Mardi 15 novembre : Grand soleil ce matin, on sent l'influence des alizés et du passage sous les tropiques, la température remonte, le vent est doux, on ressort les bermudas et on abandonne les polaires. Un cours d'histoire pour Quentin, une séance de français pour Gaëtan, on n'avance pas bien vite, mais au moins on avance. 11h : un groupe de dauphins, ils sont au moins une cinquantaine, vient jouer autour du bateau ...instant magique, le genre de ceux qu'on est venus chercher ... ils resteront une bonne heure tout autour du bateau à nous suivre, sauter, zigzaguer entre eux, un vrai bonheur ... à cause d'eux, on mangera des lentilles trop cuites à midi ... journée de nav idéale, 10 à 15 noeuds de vent, beau temps, belle mer (pour une fois), GV haute et génois 100% (c'est la première fois depuis le départ!!). 14h30 : je sors de ma cabine après la sieste, Olivier est tout content, il a bricolé sa balancine de génois (je vous l'avais bien dit!!), et eut la fort bonne idée de souquer la balancine de bôme, qui se retrouve donc coincée entre l'écoute, la balancine et la retenue, elle ne peut plus bouger !! Pour fêter ça, ce sera pancakes pour le goûter. 18h : on vient de discuter à la VHF avec Danademer, le cata franco-canadino-écossais rencontré à Gibraltar ... ils sont quelques miles devant nous et arriveront demain sur l'île de Sal où on devrait donc se retrouver. On espère aussi y revoir des bato-copains de Madère, et d'autres encore. Sourires sur les lèvres, ça commence à sentir bon l'arrivée, et ce soir c'est croque monsieurs!! 23h : quand je prends mon quart, Danademer est apparu sur l'écran de l'AIS et on voit sa petite lumière au loin devant ... on est en train de les rattraper tranquillement, on les dépassera dans la nuit ...
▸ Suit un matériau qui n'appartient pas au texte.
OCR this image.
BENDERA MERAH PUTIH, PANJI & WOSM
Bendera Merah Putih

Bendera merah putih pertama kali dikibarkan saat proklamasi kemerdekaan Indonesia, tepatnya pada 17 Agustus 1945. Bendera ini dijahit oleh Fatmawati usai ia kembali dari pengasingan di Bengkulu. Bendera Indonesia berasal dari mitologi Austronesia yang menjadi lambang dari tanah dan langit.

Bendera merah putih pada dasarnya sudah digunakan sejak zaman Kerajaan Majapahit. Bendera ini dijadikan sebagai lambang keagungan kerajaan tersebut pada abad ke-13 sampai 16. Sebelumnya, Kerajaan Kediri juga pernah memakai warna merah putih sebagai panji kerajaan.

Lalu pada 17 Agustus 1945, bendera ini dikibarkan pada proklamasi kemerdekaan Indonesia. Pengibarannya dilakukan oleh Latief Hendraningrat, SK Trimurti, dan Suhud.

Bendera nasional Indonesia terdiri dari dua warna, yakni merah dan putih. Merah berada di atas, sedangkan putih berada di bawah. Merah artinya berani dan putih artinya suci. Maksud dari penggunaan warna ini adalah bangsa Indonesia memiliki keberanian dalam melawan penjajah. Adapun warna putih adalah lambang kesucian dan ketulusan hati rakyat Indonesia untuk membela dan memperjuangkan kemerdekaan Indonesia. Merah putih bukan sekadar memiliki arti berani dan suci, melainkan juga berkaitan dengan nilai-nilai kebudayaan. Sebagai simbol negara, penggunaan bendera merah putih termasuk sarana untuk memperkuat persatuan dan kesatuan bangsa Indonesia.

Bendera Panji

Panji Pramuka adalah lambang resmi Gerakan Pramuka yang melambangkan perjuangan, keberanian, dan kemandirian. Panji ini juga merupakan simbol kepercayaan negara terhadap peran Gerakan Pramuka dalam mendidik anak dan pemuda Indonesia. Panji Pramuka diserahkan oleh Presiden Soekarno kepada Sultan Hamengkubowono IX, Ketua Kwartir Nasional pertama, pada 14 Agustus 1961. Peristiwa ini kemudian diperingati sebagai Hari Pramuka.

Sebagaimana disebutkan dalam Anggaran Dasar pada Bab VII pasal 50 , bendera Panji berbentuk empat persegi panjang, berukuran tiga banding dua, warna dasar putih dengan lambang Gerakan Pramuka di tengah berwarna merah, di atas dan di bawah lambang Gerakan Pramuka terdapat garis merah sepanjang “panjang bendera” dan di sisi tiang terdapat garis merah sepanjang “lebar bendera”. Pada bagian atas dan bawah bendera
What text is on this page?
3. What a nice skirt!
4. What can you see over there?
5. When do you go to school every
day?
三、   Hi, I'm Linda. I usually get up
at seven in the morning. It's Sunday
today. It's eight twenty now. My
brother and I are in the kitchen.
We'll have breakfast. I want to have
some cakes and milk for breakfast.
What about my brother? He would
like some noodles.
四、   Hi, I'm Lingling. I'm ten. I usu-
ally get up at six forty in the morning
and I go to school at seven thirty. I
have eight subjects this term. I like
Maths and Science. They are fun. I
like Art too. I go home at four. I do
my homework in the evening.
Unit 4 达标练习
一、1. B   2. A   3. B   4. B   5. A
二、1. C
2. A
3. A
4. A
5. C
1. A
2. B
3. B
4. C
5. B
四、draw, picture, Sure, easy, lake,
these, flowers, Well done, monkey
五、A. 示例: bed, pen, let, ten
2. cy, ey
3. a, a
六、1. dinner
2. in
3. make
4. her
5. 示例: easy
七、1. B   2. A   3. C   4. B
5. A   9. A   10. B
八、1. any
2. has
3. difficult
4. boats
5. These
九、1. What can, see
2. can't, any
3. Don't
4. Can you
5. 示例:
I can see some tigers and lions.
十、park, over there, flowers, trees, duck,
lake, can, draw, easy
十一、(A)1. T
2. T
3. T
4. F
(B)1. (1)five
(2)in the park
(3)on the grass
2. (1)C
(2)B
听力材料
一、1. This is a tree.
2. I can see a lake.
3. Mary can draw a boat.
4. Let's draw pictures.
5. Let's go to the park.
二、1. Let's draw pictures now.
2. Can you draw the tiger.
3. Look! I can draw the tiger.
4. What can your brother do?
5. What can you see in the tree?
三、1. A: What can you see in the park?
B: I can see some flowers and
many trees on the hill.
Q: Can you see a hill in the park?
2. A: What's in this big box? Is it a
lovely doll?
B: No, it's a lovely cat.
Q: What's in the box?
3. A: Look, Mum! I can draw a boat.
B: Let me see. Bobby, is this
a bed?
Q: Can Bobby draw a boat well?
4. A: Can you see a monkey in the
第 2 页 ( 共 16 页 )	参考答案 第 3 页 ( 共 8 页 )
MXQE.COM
Mercredi 16 novembre : 17h00 : je suis seule à bord du bateau, Olivier est parti faire les formalités d'entrée sur le territoire cap-verdien (et chercher un forfait 3G pour le téléphone et l'internet, et sortir de la monnaie locale, et trouver un guide pour nous faire faire le tour de l'île demain), accompagné d'autres français qui ont déjà passé toutes ces épreuves il y a quelques jours, et les enfants sont partis sur l'annexe de Danademer voir les thons de 30kg sur le marché aux poissons. Nous sommes mouillés dans la Baia de Palmeira de l'île de Sal, la plus au nord-est de l'archipel, une des plus développées mais aussi une des moins attrayantes d'après le guide nautique. Nous n'avons pas prévu d'y rester très longtemps, mais il se trouve qu'elle est l'un des trois points d'entrée d'un point de vue administratif. Nous sommes arrivés vers 13h50 (heure canarienne, 12h50 heure capverdienne), après une nuit calme et peu ventée sous grand-voile et gennaker puis moteur à partir de 8h30. Matinée tranquille, motivés par la perspective de retrouver bientôt des copains, les enfants avancent le CNED, je profite du moteur et du déssal qui tournent pour faire une lessive, Olivier répare une des lattes de la grand-voile qui commençait à sortir de son logement. A notre arrivée dans la baie, nous sommes accueillis à la VHF par l'équipage de Talitha, que nous ne connaissons pas mais avec qui nous correspondons par mail et par blog depuis le départ. Bordelais partis de La Rochelle, 3 garçons dont un en 5ème et un autre en CM2, il nous semblait que nous étions fait pour nous croiser quelque part sur les mers. Les hasards de la météo et des problèmes techniques des uns et des autres avaient jusque là repoussé cette rencontre, mais c'est chose faite. Danademer arrive dans la foulée, en moins de deux, les enfants sont à l'eau, ils y passent une moitié de l'après-midi, discutent pêche avec les copains l'autre moitié. L'eau est chaude, 25°C, l'air aussi, on retrouve des conditions estivales qu'on avait un peu oubliées depuis les Baléares. Ce soir, apéro sur Danademer, avant une bonne nuit de sommeil ...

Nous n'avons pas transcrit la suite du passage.